We might wish to save the combined data frame to a new CSV file.
write.csv(combined_all, "combined.csv", row.names=FALSE)
We can use the plotting functions we learned about in M1 to examine this data.
library(ggplot2)
Loading required package: methods
Attaching package: 'ggplot2'
The following object is masked _by_ '.GlobalEnv':
mpg
ggplot(combined_all, aes(x=hp,y=mpg,color=cyl)) + geom_point() + theme_bw()
Warning: Removed 2 rows containing missing values (geom_point).
Sorting data
Suppose we wanted to order rows, for example by number of cylinders. The sort
function sorts a vectors, so we could:
sort(combined_all$cyl)
[1] 4 4 4 4 4 4 4 4 4 4 4 6 6 6 6 6 6 6 8 8 8 8 8 8 8 8 8 8 8 8 8 8
However we don’t just want a sorted version of this column, we want all the columns.
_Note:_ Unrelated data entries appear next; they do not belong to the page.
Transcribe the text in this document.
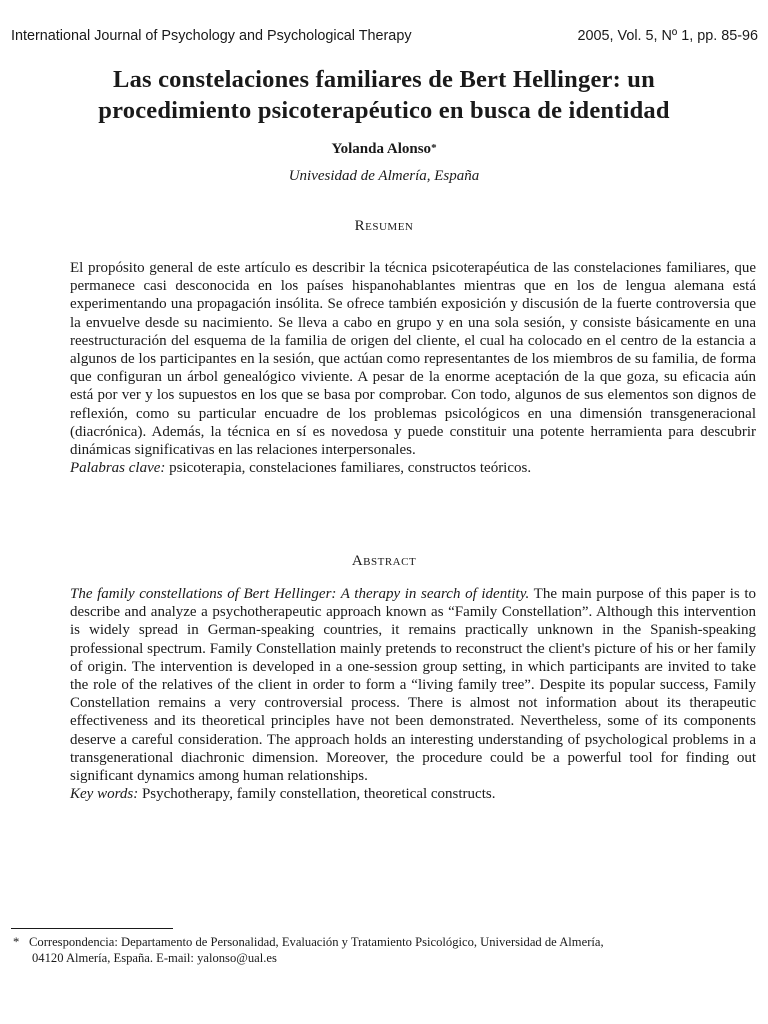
International Journal of Psychology and Psychological Therapy	2005, Vol. 5, Nº 1, pp. 85-96
Las constelaciones familiares de Bert Hellinger: un
procedimiento psicoterapéutico en busca de identidad
Yolanda Alonso*
Univesidad de Almería, España
Resumen

El propósito general de este artículo es describir la técnica psicoterapéutica de las constelaciones familiares, que permanece casi desconocida en los países hispanohablantes mientras que en los de lengua alemana está experimentando una propagación insólita. Se ofrece también exposición y discusión de la fuerte controversia que la envuelve desde su nacimiento. Se lleva a cabo en grupo y en una sola sesión, y consiste básicamente en una reestructuración del esquema de la familia de origen del cliente, el cual ha colocado en el centro de la estancia a algunos de los participantes en la sesión, que actúan como representantes de los miembros de su familia, de forma que configuran un árbol genealógico viviente. A pesar de la enorme aceptación de la que goza, su eficacia aún está por ver y los supuestos en los que se basa por comprobar. Con todo, algunos de sus elementos son dignos de reflexión, como su particular encuadre de los problemas psicológicos en una dimensión transgeneracional (diacrónica). Además, la técnica en sí es novedosa y puede constituir una potente herramienta para descubrir dinámicas significativas en las relaciones interpersonales.

Palabras clave: psicoterapia, constelaciones familiares, constructos teóricos.

Abstract

The family constellations of Bert Hellinger: A therapy in search of identity. The main purpose of this paper is to describe and analyze a psychotherapeutic approach known as “Family Constellation”. Although this intervention is widely spread in German-speaking countries, it remains practically unknown in the Spanish-speaking professional spectrum. Family Constellation mainly pretends to reconstruct the client's picture of his or her family of origin. The intervention is developed in a one-session group setting, in which participants are invited to take the role of the relatives of the client in order to form a “living family tree”. Despite its popular success, Family Constellation remains a very controversial process. There is almost not information about its therapeutic effectiveness and its theoretical principles have not been demonstrated. Nevertheless, some of its components deserve a careful consideration. The approach holds an interesting understanding of psychological problems in a transgenerational diachronic dimension. Moreover, the procedure could be a powerful tool for finding out significant dynamics among human relationships.

Key words: Psychotherapy, family constellation, theoretical constructs.

* Correspondencia: Departamento de Personalidad, Evaluación y Tratamiento Psicológico, Universidad de Almería,
04120 Almería, España. E-mail: yalonso@ual.es
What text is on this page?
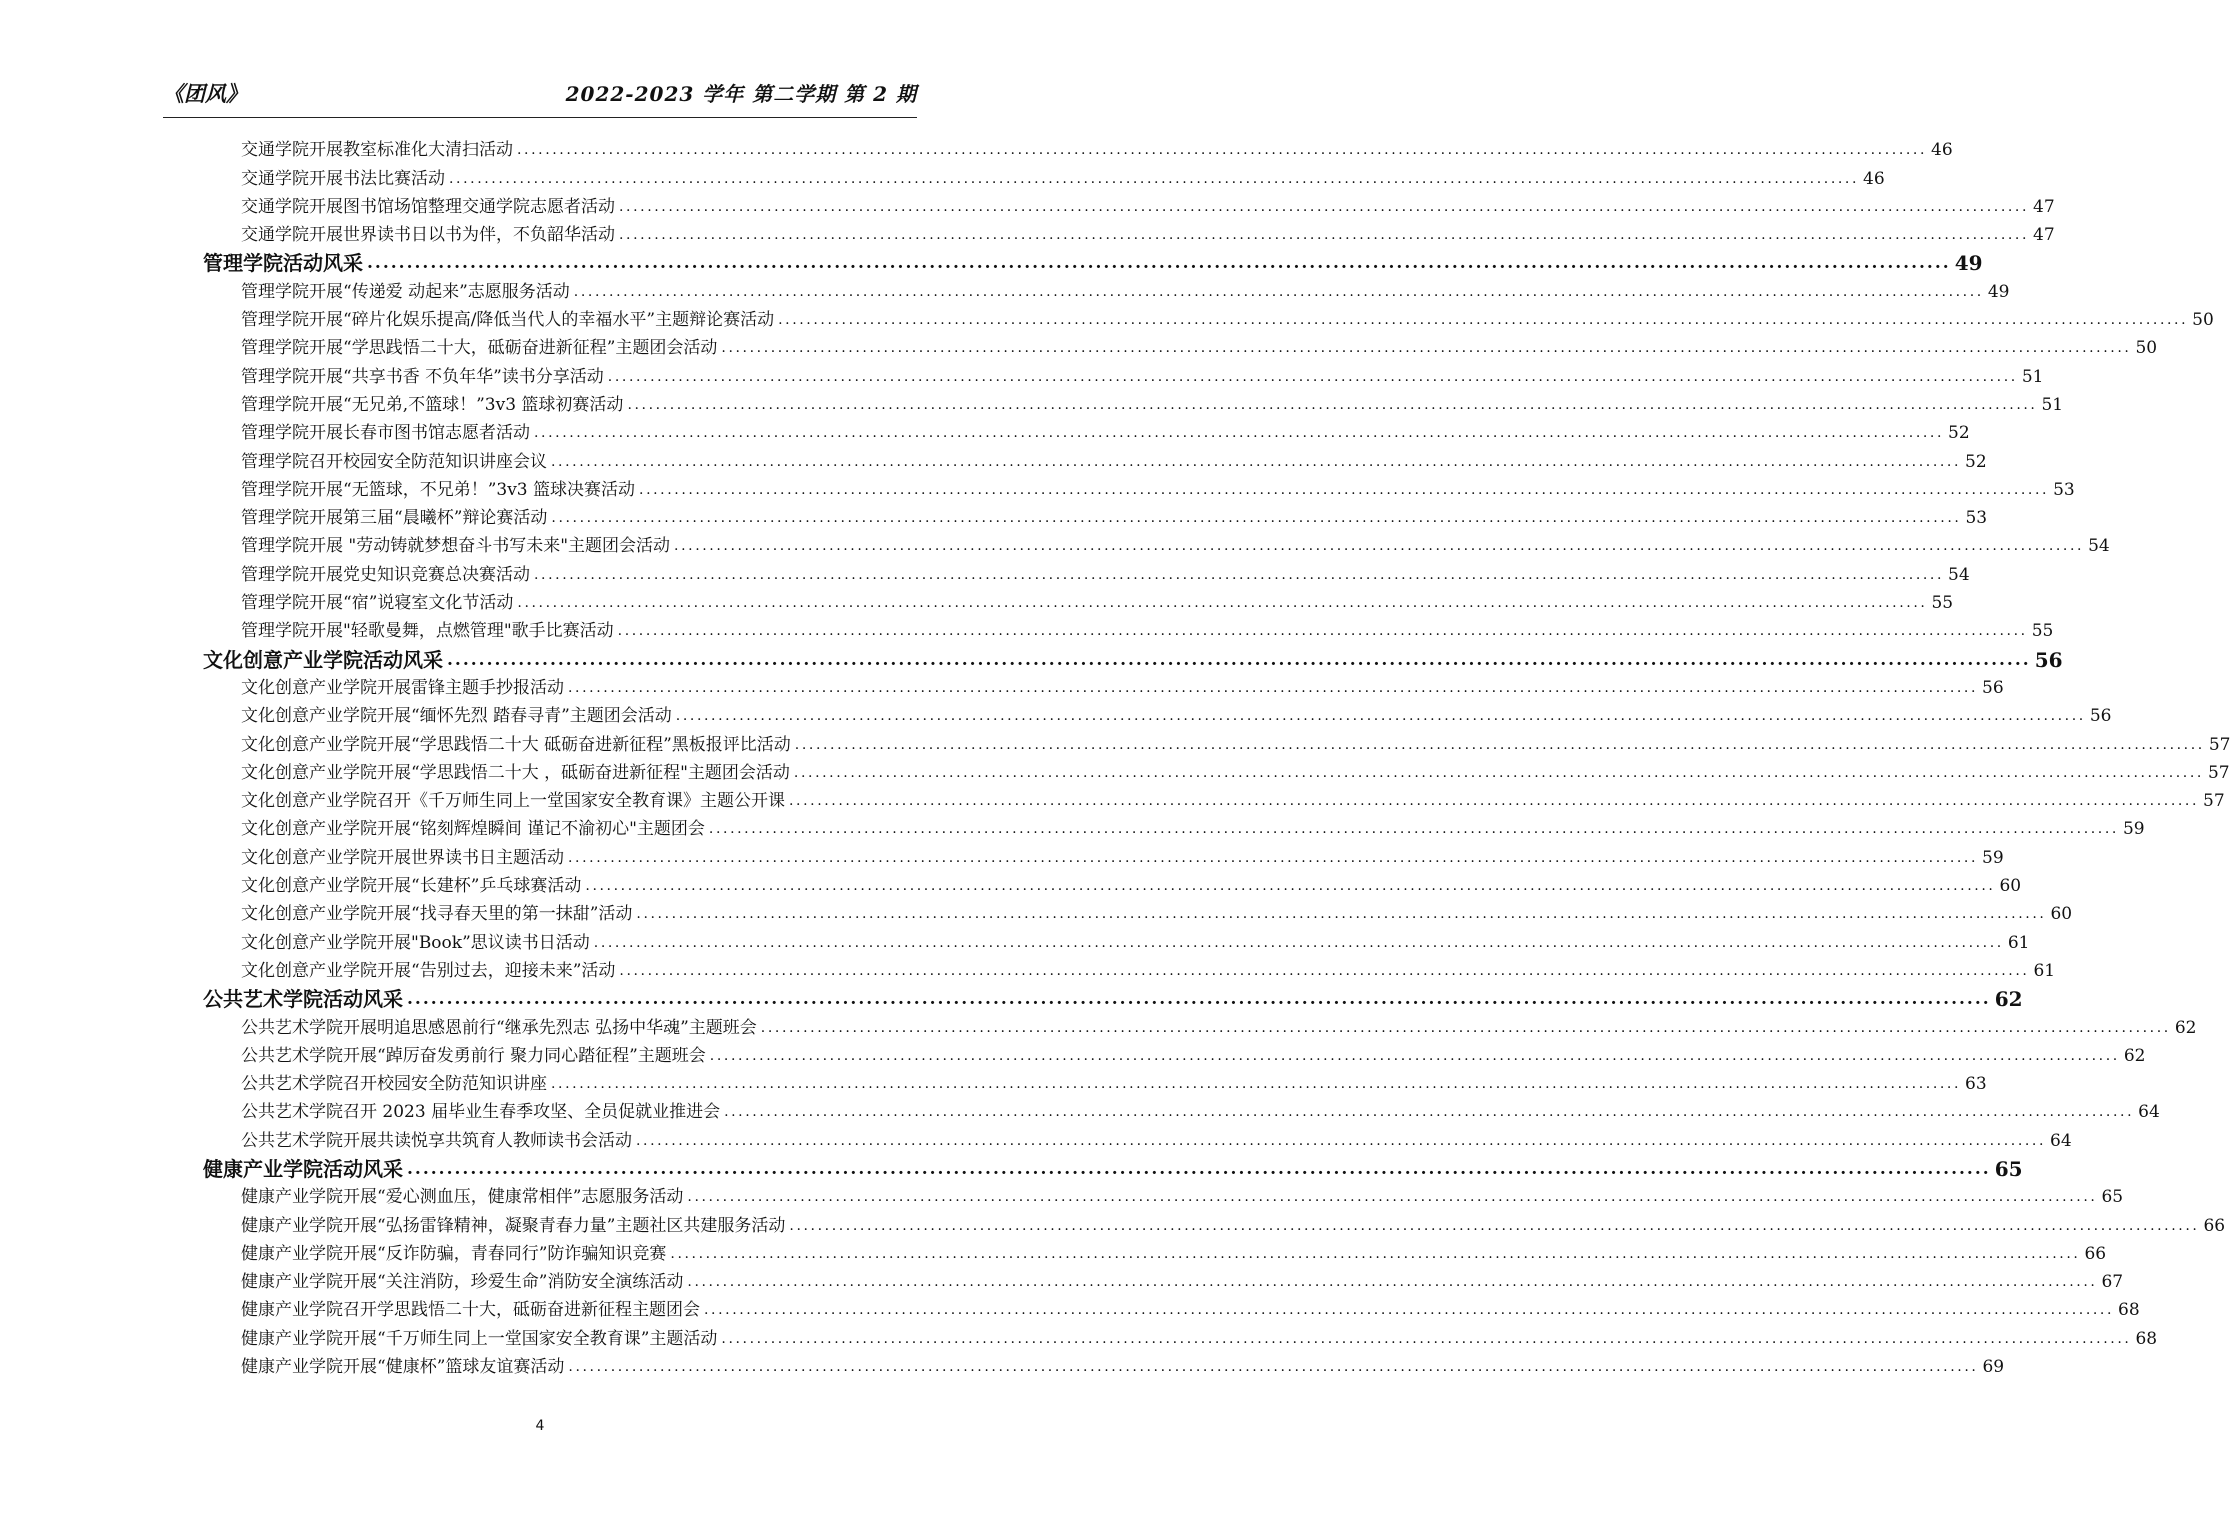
《团风》	2022-2023 学年 第二学期 第 2 期
交通学院开展教室标准化大清扫活动 ........................................................................................................................................................................................................ 46
交通学院开展书法比赛活动 ........................................................................................................................................................................................................ 46
交通学院开展图书馆场馆整理交通学院志愿者活动 ........................................................................................................................................................................................................ 47
交通学院开展世界读书日以书为伴，不负韶华活动 ........................................................................................................................................................................................................ 47
管理学院活动风采 ........................................................................................................................................................................................................ 49
管理学院开展“传递爱 动起来”志愿服务活动 ........................................................................................................................................................................................................ 49
管理学院开展“碎片化娱乐提高/降低当代人的幸福水平”主题辩论赛活动 ........................................................................................................................................................................................................ 50
管理学院开展“学思践悟二十大，砥砺奋进新征程”主题团会活动 ........................................................................................................................................................................................................ 50
管理学院开展“共享书香 不负年华”读书分享活动 ........................................................................................................................................................................................................ 51
管理学院开展“无兄弟,不篮球！”3v3 篮球初赛活动 ........................................................................................................................................................................................................ 51
管理学院开展长春市图书馆志愿者活动 ........................................................................................................................................................................................................ 52
管理学院召开校园安全防范知识讲座会议 ........................................................................................................................................................................................................ 52
管理学院开展“无篮球，不兄弟！”3v3 篮球决赛活动 ........................................................................................................................................................................................................ 53
管理学院开展第三届“晨曦杯”辩论赛活动 ........................................................................................................................................................................................................ 53
管理学院开展 "劳动铸就梦想奋斗书写未来"主题团会活动 ........................................................................................................................................................................................................ 54
管理学院开展党史知识竞赛总决赛活动 ........................................................................................................................................................................................................ 54
管理学院开展“宿”说寝室文化节活动 ........................................................................................................................................................................................................ 55
管理学院开展"轻歌曼舞，点燃管理"歌手比赛活动 ........................................................................................................................................................................................................ 55
文化创意产业学院活动风采 ........................................................................................................................................................................................................ 56
文化创意产业学院开展雷锋主题手抄报活动 ........................................................................................................................................................................................................ 56
文化创意产业学院开展“缅怀先烈 踏春寻青”主题团会活动 ........................................................................................................................................................................................................ 56
文化创意产业学院开展“学思践悟二十大 砥砺奋进新征程”黑板报评比活动 ........................................................................................................................................................................................................ 57
文化创意产业学院开展“学思践悟二十大 ，砥砺奋进新征程"主题团会活动 ........................................................................................................................................................................................................ 57
文化创意产业学院召开《千万师生同上一堂国家安全教育课》主题公开课 ........................................................................................................................................................................................................ 57
文化创意产业学院开展“铭刻辉煌瞬间 谨记不渝初心"主题团会 ........................................................................................................................................................................................................ 59
文化创意产业学院开展世界读书日主题活动 ........................................................................................................................................................................................................ 59
文化创意产业学院开展“长建杯”乒乓球赛活动 ........................................................................................................................................................................................................ 60
文化创意产业学院开展“找寻春天里的第一抹甜”活动 ........................................................................................................................................................................................................ 60
文化创意产业学院开展"Book”思议读书日活动 ........................................................................................................................................................................................................ 61
文化创意产业学院开展“告别过去，迎接未来”活动 ........................................................................................................................................................................................................ 61
公共艺术学院活动风采 ........................................................................................................................................................................................................ 62
公共艺术学院开展明追思感恩前行“继承先烈志 弘扬中华魂”主题班会 ........................................................................................................................................................................................................ 62
公共艺术学院开展“踔厉奋发勇前行 聚力同心踏征程”主题班会 ........................................................................................................................................................................................................ 62
公共艺术学院召开校园安全防范知识讲座 ........................................................................................................................................................................................................ 63
公共艺术学院召开 2023 届毕业生春季攻坚、全员促就业推进会 ........................................................................................................................................................................................................ 64
公共艺术学院开展共读悦享共筑育人教师读书会活动 ........................................................................................................................................................................................................ 64
健康产业学院活动风采 ........................................................................................................................................................................................................ 65
健康产业学院开展“爱心测血压，健康常相伴”志愿服务活动 ........................................................................................................................................................................................................ 65
健康产业学院开展“弘扬雷锋精神，凝聚青春力量”主题社区共建服务活动 ........................................................................................................................................................................................................ 66
健康产业学院开展“反诈防骗，青春同行”防诈骗知识竞赛 ........................................................................................................................................................................................................ 66
健康产业学院开展“关注消防，珍爱生命”消防安全演练活动 ........................................................................................................................................................................................................ 67
健康产业学院召开学思践悟二十大，砥砺奋进新征程主题团会 ........................................................................................................................................................................................................ 68
健康产业学院开展“千万师生同上一堂国家安全教育课”主题活动 ........................................................................................................................................................................................................ 68
健康产业学院开展“健康杯”篮球友谊赛活动 ........................................................................................................................................................................................................ 69
4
The order
function gives the order required to sort a vector:
order(combined_all$cyl)
[1] 5 9 10 12 16 20 21 28 29 30 32 8 13 18 19 22 23 31 1 2 3 4 6
[24] 7 11 14 15 17 24 25 26 27
So we can use this to sort the data frame:
combined_all[ order(combined_all$cyl), ]
make cyl disp hp drat wt qsec vs am gear carb mpg
5 Datsun 710 4 108.0 93 3.85 2.320 18.61 1 1 4 1 22.8
9 Fiat 128 4 78.7 66 4.08 2.200 19.47 1 1 4 1 32.4
10 Fiat X1-9 4 79.0 66 4.08 1.935 18.90 1 1 4 1 27.3
12 Honda Civic 4 75.7 52 4.93 1.615 18.52 1 1 4 2 30.4
16 Lotus Europa 4 95.1 113 3.77 1.513 16.90 1 1 5 2 30.4
20 Merc 230 4 140.8 95 3.92 3.150 22.90 1 0 4 2 22.8
21 Merc 240D 4 146.7 62 3.69 3.190 20.00 1 0 4 2 24.4
28 Porsche 914-2 4 120.3 91 4.43 2.140 16.70 0 1 5 2 26.0
29 Toyota Corolla 4 71.1 65 4.22 1.835 19.90 1 1 4 1 33.9
30 Toyota Corona 4 120.1 97 3.70 2.465 20.01 1 0 3 1 21.5
32 Volvo 142E 4 121.0 109 4.11 2.780 18.60 1 1 4 2 21.4
8 Ferrari Dino 6 145.0 175 3.62 2.770 15.50 0 1 5 6 19.7
13 Hornet 4 Drive 6 258.0 110 3.08 3.215 19.44 1 0 3 1 21.4
18 Mazda RX4 6 160.0 110 3.90 2.620 16.46 0 1 4 4 NA
19 Mazda RX4 Wag 6 160.0 110 3.90 2.875 17.02 0 1 4 4 21.0
22 Merc 280 6 167.6 123 3.92 3.440 18.30 1 0 4 4 19.2
23 Merc 280C 6 167.6 123 3.92 3.440 18.90 1 0 4 4 17.8
31 Valiant 6 225.0 105 2.76 3.460 20.22 1 0 3 1 18.1
1 AMC Javelin 8 304.0 150 3.15 3.435 17.30 0 0 3 2 15.2
2 Cadillac Fleetwood 8 472.0 205 2.93 5.250 17.98 0 0 3 4 10.4
3 Camaro Z28 8 350.0 245 3.73 3.840 15.41 0 0 3 4 13.3
4 Chrysler Imperial 8 440.0 230 3.23 5.345 17.42 0 0 3 4 14.7
6 Dodge Challenger 8 318.0 150 2.76 3.520 16.87 0 0 3 2 15.5
7 Duster 360 8 360.0 245 3.21 3.570 15.84 0 0 3 4 14.3
11 Ford Pantera L 8 351.0 264 4.22 3.170 14.50 0 1 5 4 15.8
14 Hornet Sportabout 8 360.0 175 3.15 3.440 17.02 0 0 3 2 18.7
15 Lincoln Continental 8 460.0 215 3.00 5.424 17.82 0 0 3 4 10.4
17 Maserati Bora 8 301.0 335 3.54 3.570 14.60 0 1 5 8 15.0
24 Merc 450SE 8 275.8 180 3.07 4.070 17.40 0 0 3 3 NA
25 Merc 450SL 8 275.8 180 3.07 3.730 17.60 0 0 3 3 17.3
26 Merc 450SLC 8 275.8 180 3.07 3.780 18.00 0 0 3 3 15.2
27 Pontiac Firebird 8 400.0 175 3.08 3.845 17.05 0 0 3 2 19.2
Challenge
Show the top 5 best cars in terms of miles-per-gallon. (Look at the documentation for order to see how to sort in descending order, ?order
)
What does order do with missing values (NA)?